To some, gardening can be a chore. Others revel in the solitude, and the joy of using their hands to grow something beautiful from soil. Regardless of which camp you fall in, there are outdoor chores that everyone should plan on doing, as well as indoor options, if you want to keep your garden Zen on in the winter.
When it comes to the yard outside, that frozen tundra shouldn't be ignored just because it's January.
Rich Robinson, owner of Robinson’s Home and Garden & the Basket Loft, said if you have perennials, the frozen ground announces the time for cutting off the dead tops and pruning them back. As for roses, he said, they need to freeze -- and stay frozen.
The goal, he said, is to keep roses dormant so that any thaw will not start them growing too early. Straw, which is available for purchase at Robinson’s Sewickley-based garden center on Blackburn Avenue, is the best choice to cover frozen rose bushes, Robinson said. Leaves can be used as well.

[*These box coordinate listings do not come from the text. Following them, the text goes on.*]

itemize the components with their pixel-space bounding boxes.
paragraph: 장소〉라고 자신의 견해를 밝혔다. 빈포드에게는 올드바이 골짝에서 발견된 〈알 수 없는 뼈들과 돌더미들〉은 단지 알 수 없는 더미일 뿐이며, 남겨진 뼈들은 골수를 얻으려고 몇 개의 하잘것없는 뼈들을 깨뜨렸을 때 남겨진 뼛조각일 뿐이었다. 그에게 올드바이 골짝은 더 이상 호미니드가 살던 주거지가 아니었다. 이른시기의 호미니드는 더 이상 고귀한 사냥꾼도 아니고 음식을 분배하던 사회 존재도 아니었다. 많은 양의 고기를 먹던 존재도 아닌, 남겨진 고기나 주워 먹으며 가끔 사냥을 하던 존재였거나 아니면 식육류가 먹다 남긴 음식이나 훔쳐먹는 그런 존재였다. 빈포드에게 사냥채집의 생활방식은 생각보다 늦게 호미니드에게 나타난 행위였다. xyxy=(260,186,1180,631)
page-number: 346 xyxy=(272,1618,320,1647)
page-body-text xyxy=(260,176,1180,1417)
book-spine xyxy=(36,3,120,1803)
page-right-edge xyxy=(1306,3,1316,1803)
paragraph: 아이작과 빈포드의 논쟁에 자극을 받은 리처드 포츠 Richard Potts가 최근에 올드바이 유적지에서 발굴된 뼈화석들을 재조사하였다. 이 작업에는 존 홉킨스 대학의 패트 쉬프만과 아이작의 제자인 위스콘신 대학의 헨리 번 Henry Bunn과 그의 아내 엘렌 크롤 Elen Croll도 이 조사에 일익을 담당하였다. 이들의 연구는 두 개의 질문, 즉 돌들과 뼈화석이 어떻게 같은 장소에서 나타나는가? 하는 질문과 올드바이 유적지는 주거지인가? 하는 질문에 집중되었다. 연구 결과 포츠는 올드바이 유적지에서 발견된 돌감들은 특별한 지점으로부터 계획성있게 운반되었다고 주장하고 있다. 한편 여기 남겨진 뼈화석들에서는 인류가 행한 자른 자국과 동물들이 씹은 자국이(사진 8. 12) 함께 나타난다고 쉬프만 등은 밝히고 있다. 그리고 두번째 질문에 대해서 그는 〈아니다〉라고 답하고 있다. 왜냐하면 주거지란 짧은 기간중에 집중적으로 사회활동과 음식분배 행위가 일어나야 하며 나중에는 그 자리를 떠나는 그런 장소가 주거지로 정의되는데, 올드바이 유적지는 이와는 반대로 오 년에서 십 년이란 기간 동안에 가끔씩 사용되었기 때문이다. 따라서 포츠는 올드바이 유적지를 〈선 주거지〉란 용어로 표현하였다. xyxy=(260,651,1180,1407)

Mike Cyrilla, owner of Moon Township-based Cyrilla Landscaping and Supply, said it's also important to stake any bush or small tree more than 3 feet tall. The Pittsburgh region is susceptible to having large amounts of snowfall in short periods of time. Heavy snow can stress or fracture smaller shrubbery, Cyrilla said.
Cyrilla recommends having a decent percentage of your landscape derived from the evergreen family. Boxwoods and holly, for instance, will remain green, maintenance-free and beautiful all year long.
Crazy weather shifts are the norm rather than the exception around here. So on those random two or three consecutive days of above-freezing temperatures, Robinson reminds us to water any outdoor plants. If the ground is not frozen, lime (also available at Robinson’s) should be spread to “sweeten” soil, or balance the pH, since local soil is typically acidic.
As for plants in the house, poinsettias can thrive beyond the holiday season.
If your poinsettia made it through to the New Year, chances are it will continue to thrive another year with proper care. A quick Internet search will yield results on proper care, but the main goal should be to keep the soil moist and the plant away from any drafts. When nighttime temperatures rise above 55 degrees, the plant will need further care, such as pruning and taking it outside overnight.
Gardening in the kitchen is also a fun option. Seed delivery comes to Robinson’s in January. To grow kitchen plants, simply find a nice indoor planter and a great growing spot in the kitchen. Be sure to cultivate herbs such as basil, parsley and rosemary for cooking or just to keep your home full of life and your fingers dipped in the soil.